CURT: “Libertarians set themselves apart from other political thinkers by consistently researching private and market solutions to social problems in order to protect themselves from the necessary dysfunction of the bureaucracy that forms whenever government manages processes rather than assists in the resolution of disputes.”
It’s not that we don’t need government. It’s that we are often poorly served by it for exactly the reasons libertarians have put forward. And we will continue to have ridiculous political discord (denial of all sorts on both dimensions of the spectrum) as long as tax money can be used for purposes and by means, that are against the desires of the taxed – most importantly when doing so alters a group’s social status, political power, forces them into minority status, or creates long term regime uncertainty.
Positing something in the form of cute populist allegory is one thing – entertaining. But recognizing that the libertarian research program, even the extremes of the anarchic one, has provided us with solutions that are arguably superior, is something yet again. And it has provided solutions where both positivists, and conservatives have failed, and done so for the very reasons that libertarians have suggested.
You’re wonderful btw.
Curt
c0yote
Dec 2 2010 at 10:41am
Libertarians set themselves apart from other political thinkers by habitually denying that government should do things. Denial is therefore at the heart of libertarian thought.
Let me fix that for you..
Rabbits are fuzzy, eat grass, and hop around. Sunshine and unicorns meat is therefore what rabbits are made of.
You fail at logic.
TMLutas
Dec 2 2010 at 12:21pm
When did this site become a language blog? I’m surprised that nobody seems to have challenged the idea that “denial is a concept worth holding on to.” No it isn’t. This article hands a propaganda club to beat small government advocates over the head with.
Cut it out.
MrSatyre
Dec 3 2010 at 1:02pm
I consider myself a libertarian, and ascribe to none of the points of denial you list. I have always found liberals to be in complete denial of the facts and the problems therein.
Curt Doolittle
Dec 5 2010 at 1:47pm
@TMLutas:
“…nobody seems to have challenged the idea that ‘denial is a concept worth holding on to.’ No it isn’t.”

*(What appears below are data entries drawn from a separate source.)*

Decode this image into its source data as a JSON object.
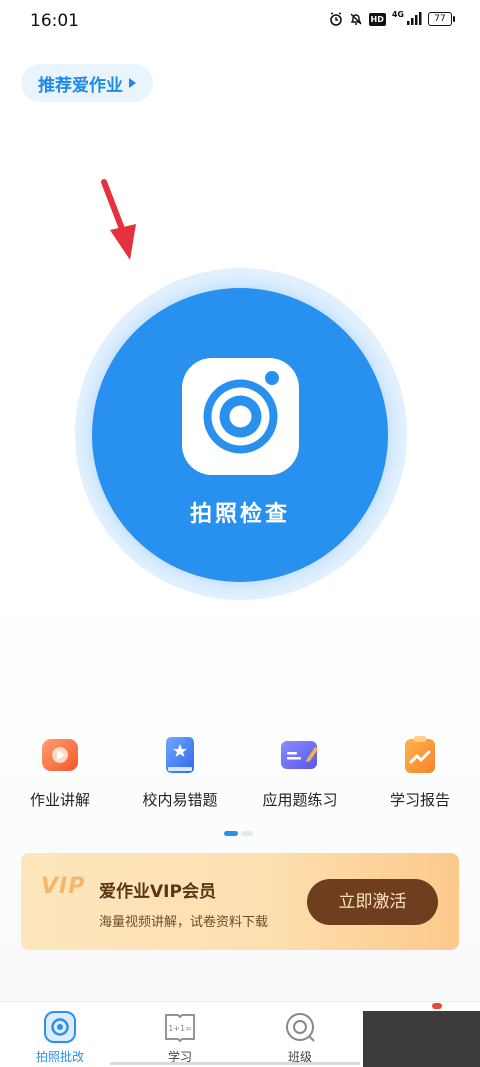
{
  "status_bar": {
    "time": "16:01",
    "hd": "HD",
    "network": "4G",
    "battery": "77"
  },
  "header": {
    "recommend_label": "推荐爱作业"
  },
  "camera": {
    "label": "拍照检查",
    "accent": "#2891ef"
  },
  "quick_actions": [
    {
      "label": "作业讲解",
      "icon": "video-lesson-icon"
    },
    {
      "label": "校内易错题",
      "icon": "error-book-icon"
    },
    {
      "label": "应用题练习",
      "icon": "practice-card-icon"
    },
    {
      "label": "学习报告",
      "icon": "report-clipboard-icon"
    }
  ],
  "vip": {
    "logo": "VIP",
    "title": "爱作业VIP会员",
    "subtitle": "海量视频讲解，试卷资料下载",
    "button": "立即激活"
  },
  "bottom_nav": [
    {
      "label": "拍照批改",
      "icon": "camera-scan-icon",
      "active": true
    },
    {
      "label": "学习",
      "icon": "book-math-icon",
      "active": false
    },
    {
      "label": "班级",
      "icon": "class-circle-icon",
      "active": false
    }
  ]
}
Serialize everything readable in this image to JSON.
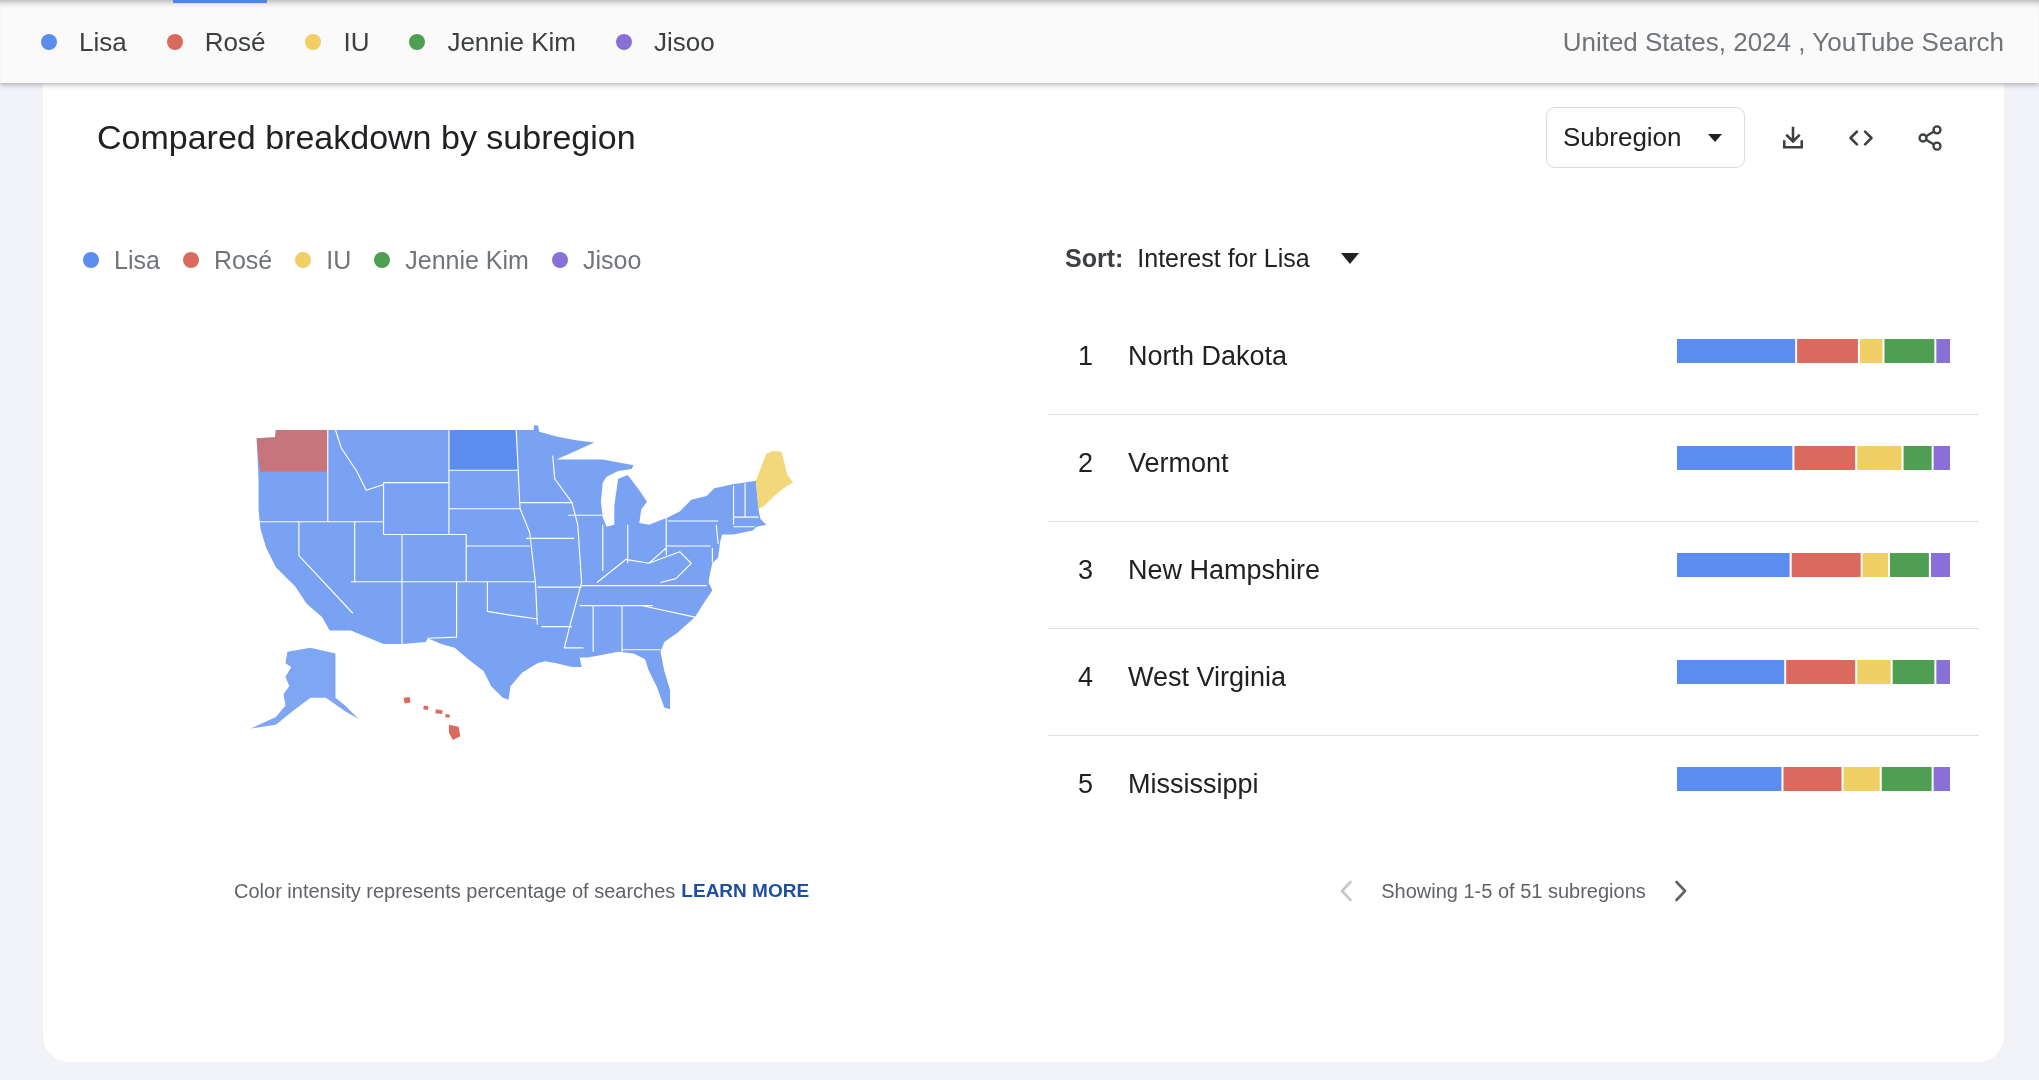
{
  "top_bar": {
    "legend": [
      {
        "label": "Lisa",
        "color": "#5b8def"
      },
      {
        "label": "Rosé",
        "color": "#da6a5e"
      },
      {
        "label": "IU",
        "color": "#f0d064"
      },
      {
        "label": "Jennie Kim",
        "color": "#4f9f52"
      },
      {
        "label": "Jisoo",
        "color": "#8a6fd6"
      }
    ],
    "context": "United States, 2024 , YouTube Search"
  },
  "card": {
    "title": "Compared breakdown by subregion",
    "view_dropdown": "Subregion",
    "legend": [
      {
        "label": "Lisa",
        "color": "#5b8def"
      },
      {
        "label": "Rosé",
        "color": "#da6a5e"
      },
      {
        "label": "IU",
        "color": "#f0d064"
      },
      {
        "label": "Jennie Kim",
        "color": "#4f9f52"
      },
      {
        "label": "Jisoo",
        "color": "#8a6fd6"
      }
    ],
    "map_note": {
      "text": "Color intensity represents percentage of searches",
      "link": "LEARN MORE"
    },
    "sort": {
      "label": "Sort:",
      "value": "Interest for Lisa"
    },
    "rows": [
      {
        "rank": "1",
        "name": "North Dakota"
      },
      {
        "rank": "2",
        "name": "Vermont"
      },
      {
        "rank": "3",
        "name": "New Hampshire"
      },
      {
        "rank": "4",
        "name": "West Virginia"
      },
      {
        "rank": "5",
        "name": "Mississippi"
      }
    ],
    "pagination": {
      "previous": {
        "disabled": true
      },
      "status": "Showing 1-5 of 51 subregions",
      "next": {
        "disabled": false
      }
    }
  }
}
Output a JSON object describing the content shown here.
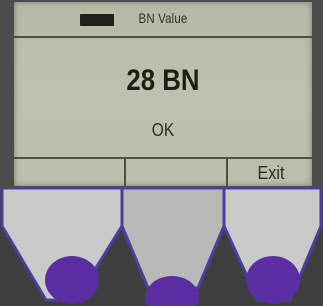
{
  "screen": {
    "title": "BN Value",
    "value": "28 BN",
    "status": "OK"
  },
  "softkeys": {
    "left": "",
    "middle": "",
    "right": "Exit"
  },
  "colors": {
    "lcd_background": "#b8bea9",
    "lcd_text": "#1c1f19",
    "button_face": "#c9cbc9",
    "button_pressed": "#b9bab8",
    "button_outline": "#4a3fa0",
    "button_dot": "#5a2ea2"
  },
  "icons": {
    "battery": "battery-icon"
  }
}
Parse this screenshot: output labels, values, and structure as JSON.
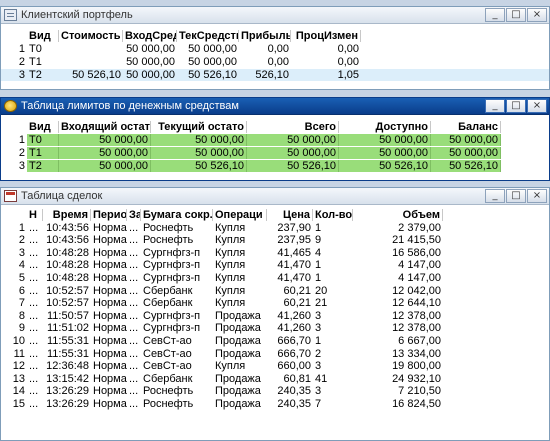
{
  "portfolio": {
    "title": "Клиентский портфель",
    "icon": "portfolio-icon",
    "headers": [
      "Вид",
      "Стоимость",
      "ВходСред",
      "ТекСредств",
      "Прибыль/",
      "ПроцИзмен"
    ],
    "rows": [
      {
        "n": "1",
        "cells": [
          "T0",
          "",
          "50 000,00",
          "50 000,00",
          "0,00",
          "0,00"
        ]
      },
      {
        "n": "2",
        "cells": [
          "T1",
          "",
          "50 000,00",
          "50 000,00",
          "0,00",
          "0,00"
        ]
      },
      {
        "n": "3",
        "cells": [
          "T2",
          "50 526,10",
          "50 000,00",
          "50 526,10",
          "526,10",
          "1,05"
        ]
      }
    ]
  },
  "limits": {
    "title": "Таблица лимитов по денежным средствам",
    "icon": "coin-icon",
    "headers": [
      "Вид",
      "Входящий остат",
      "Текущий остато",
      "Всего",
      "Доступно",
      "Баланс"
    ],
    "rows": [
      {
        "n": "1",
        "cells": [
          "T0",
          "50 000,00",
          "50 000,00",
          "50 000,00",
          "50 000,00",
          "50 000,00"
        ]
      },
      {
        "n": "2",
        "cells": [
          "T1",
          "50 000,00",
          "50 000,00",
          "50 000,00",
          "50 000,00",
          "50 000,00"
        ]
      },
      {
        "n": "3",
        "cells": [
          "T2",
          "50 000,00",
          "50 526,10",
          "50 526,10",
          "50 526,10",
          "50 526,10"
        ]
      }
    ]
  },
  "trades": {
    "title": "Таблица сделок",
    "icon": "trades-icon",
    "headers": [
      "Н",
      "Время",
      "Перио",
      "Зa",
      "Бумага сокр.",
      "Операци",
      "Цена",
      "Кол-во",
      "Объем"
    ],
    "rows": [
      {
        "n": "1",
        "cells": [
          "...",
          "10:43:56",
          "Нормал...",
          "...",
          "Роснефть",
          "Купля",
          "237,90",
          "1",
          "2 379,00"
        ]
      },
      {
        "n": "2",
        "cells": [
          "...",
          "10:43:56",
          "Нормал...",
          "...",
          "Роснефть",
          "Купля",
          "237,95",
          "9",
          "21 415,50"
        ]
      },
      {
        "n": "3",
        "cells": [
          "...",
          "10:48:28",
          "Нормал...",
          "...",
          "Сургнфгз-п",
          "Купля",
          "41,465",
          "4",
          "16 586,00"
        ]
      },
      {
        "n": "4",
        "cells": [
          "...",
          "10:48:28",
          "Нормал...",
          "...",
          "Сургнфгз-п",
          "Купля",
          "41,470",
          "1",
          "4 147,00"
        ]
      },
      {
        "n": "5",
        "cells": [
          "...",
          "10:48:28",
          "Нормал...",
          "...",
          "Сургнфгз-п",
          "Купля",
          "41,470",
          "1",
          "4 147,00"
        ]
      },
      {
        "n": "6",
        "cells": [
          "...",
          "10:52:57",
          "Нормал...",
          "...",
          "Сбербанк",
          "Купля",
          "60,21",
          "20",
          "12 042,00"
        ]
      },
      {
        "n": "7",
        "cells": [
          "...",
          "10:52:57",
          "Нормал...",
          "...",
          "Сбербанк",
          "Купля",
          "60,21",
          "21",
          "12 644,10"
        ]
      },
      {
        "n": "8",
        "cells": [
          "...",
          "11:50:57",
          "Нормал...",
          "...",
          "Сургнфгз-п",
          "Продажа",
          "41,260",
          "3",
          "12 378,00"
        ]
      },
      {
        "n": "9",
        "cells": [
          "...",
          "11:51:02",
          "Нормал...",
          "...",
          "Сургнфгз-п",
          "Продажа",
          "41,260",
          "3",
          "12 378,00"
        ]
      },
      {
        "n": "10",
        "cells": [
          "...",
          "11:55:31",
          "Нормал...",
          "...",
          "СевСт-ао",
          "Продажа",
          "666,70",
          "1",
          "6 667,00"
        ]
      },
      {
        "n": "11",
        "cells": [
          "...",
          "11:55:31",
          "Нормал...",
          "...",
          "СевСт-ао",
          "Продажа",
          "666,70",
          "2",
          "13 334,00"
        ]
      },
      {
        "n": "12",
        "cells": [
          "...",
          "12:36:48",
          "Нормал...",
          "...",
          "СевСт-ао",
          "Купля",
          "660,00",
          "3",
          "19 800,00"
        ]
      },
      {
        "n": "13",
        "cells": [
          "...",
          "13:15:42",
          "Нормал...",
          "...",
          "Сбербанк",
          "Продажа",
          "60,81",
          "41",
          "24 932,10"
        ]
      },
      {
        "n": "14",
        "cells": [
          "...",
          "13:26:29",
          "Нормал...",
          "...",
          "Роснефть",
          "Продажа",
          "240,35",
          "3",
          "7 210,50"
        ]
      },
      {
        "n": "15",
        "cells": [
          "...",
          "13:26:29",
          "Нормал...",
          "...",
          "Роснефть",
          "Продажа",
          "240,35",
          "7",
          "16 824,50"
        ]
      }
    ]
  },
  "window_buttons": {
    "minimize": "_",
    "maximize": "□",
    "close": "×"
  }
}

In the contest between Denial, Skepticism and Faith, the only rational position is Skepticism. The problem is, that since we are never certain of our knowledge, the boundary between skepticism and denial is simply a difference in the perception of risk and reward between the people debating. Therefore, whenever such a debate arises, these are not questions of truth. They are questions of cost and benefit.